E' vero. Primo tra tutti la caduta delle torri, molto curiosa, immediatamente messa a tacere come un errore di costruzione 

	
	
		
		
	


	




Che sapessero la data e' ovvio... per me si sono pure messi d'accordo per l'orario... diciamo che se vuoi far danno lo fai nelle ore affollate... non con gli uffici mezzo vuoti...


----------



## Nobody (3 Febbraio 2009)

cornofrancese ha detto:


> sicuramente è così, è il fantoccio da utilizzare per tenere in piedi la 'guerra al terrorismo'... *ora cambieranno le cose con obama.*...?!??
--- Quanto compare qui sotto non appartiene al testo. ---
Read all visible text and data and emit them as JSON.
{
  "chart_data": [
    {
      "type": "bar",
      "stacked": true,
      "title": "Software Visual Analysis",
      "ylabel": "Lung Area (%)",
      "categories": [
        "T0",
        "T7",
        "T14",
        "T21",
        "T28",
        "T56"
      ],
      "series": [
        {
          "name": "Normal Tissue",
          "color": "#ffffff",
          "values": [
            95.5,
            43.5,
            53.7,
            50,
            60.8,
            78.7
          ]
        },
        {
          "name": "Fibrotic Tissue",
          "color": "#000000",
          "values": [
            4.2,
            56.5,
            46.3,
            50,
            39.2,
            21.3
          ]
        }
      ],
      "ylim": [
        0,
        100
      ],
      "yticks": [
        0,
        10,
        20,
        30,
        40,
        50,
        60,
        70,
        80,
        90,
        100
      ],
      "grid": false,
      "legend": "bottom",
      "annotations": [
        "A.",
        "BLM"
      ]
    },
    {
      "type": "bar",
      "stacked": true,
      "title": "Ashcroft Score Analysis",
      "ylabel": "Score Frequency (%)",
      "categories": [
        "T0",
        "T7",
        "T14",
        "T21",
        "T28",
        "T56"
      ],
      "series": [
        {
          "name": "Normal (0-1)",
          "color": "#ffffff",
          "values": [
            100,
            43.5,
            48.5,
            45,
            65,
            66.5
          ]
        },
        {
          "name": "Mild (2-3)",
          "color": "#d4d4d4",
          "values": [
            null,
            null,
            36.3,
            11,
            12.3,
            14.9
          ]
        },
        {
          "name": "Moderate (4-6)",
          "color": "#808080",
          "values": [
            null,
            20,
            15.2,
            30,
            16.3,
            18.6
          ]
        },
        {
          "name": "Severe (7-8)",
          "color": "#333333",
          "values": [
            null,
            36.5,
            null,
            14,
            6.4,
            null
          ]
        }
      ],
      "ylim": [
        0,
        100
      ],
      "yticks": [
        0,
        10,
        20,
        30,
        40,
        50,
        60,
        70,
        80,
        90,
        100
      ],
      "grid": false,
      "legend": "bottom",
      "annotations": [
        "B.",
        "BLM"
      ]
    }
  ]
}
 Forse si... speriamo solo che non sia il gattopardesco _bisogna che tutto cambi, perchè tutto resti come prima._


----------



## Lettrice (3 Febbraio 2009)

cornofrancese ha detto:


> sicuramente è così, è il fantoccio da utilizzare per tenere in piedi la 'guerra al terrorismo'... ora cambieranno le cose con obama....?!??



Per me no.

Obama per me e' un altro fantoccio messo su per risollevare la pessima reputazione degli americani... gurda caso hanno scosso il mondo per aver eletto un presidente "di colore" e subito Bam! quanto sono avanti gli americani...
Bush e' stato the bad cop Obama sara' quello buono che non fara' piu' di tanto


----------



## Nobody (3 Febbraio 2009)

Lettrice ha detto:


> Per me no.
> 
> Obama per me e' un altro fantoccio messo su per risollevare la pessima reputazione degli americani... gurda caso hanno scosso il mondo per aver eletto un presidente "di colore" e subito Bam! quanto sono avanti gli americani...
> Bush e' stato the bad cop Obama sara' quello buono che non fara' piu' di tanto


 Temo tu abbia ragione, anche se spero che almeno in qualche misura tu possa sbagliarti... anche Kennedy fu messo li per la stessa ragione, ma qualcosa di buono la fece. Avrebbe fatto di più se quelli che ce lo misero, non avessero voluto correggere l'errore in corso d'opera.
Anche papa Luciani, fu un grave errore.


----------



## Lettrice (3 Febbraio 2009)

moltimodi ha detto:


> Temo tu abbia ragione, anche se spero che almeno in qualche misura tu possa sbagliarti... anche Kennedy fu messo li per la stessa ragione, ma qualcosa di buono la fece. Avrebbe fatto di più se quelli che ce lo misero, non avessero voluto correggere l'errore in corso d'opera.
> Anche papa Luciani, fu un grave errore.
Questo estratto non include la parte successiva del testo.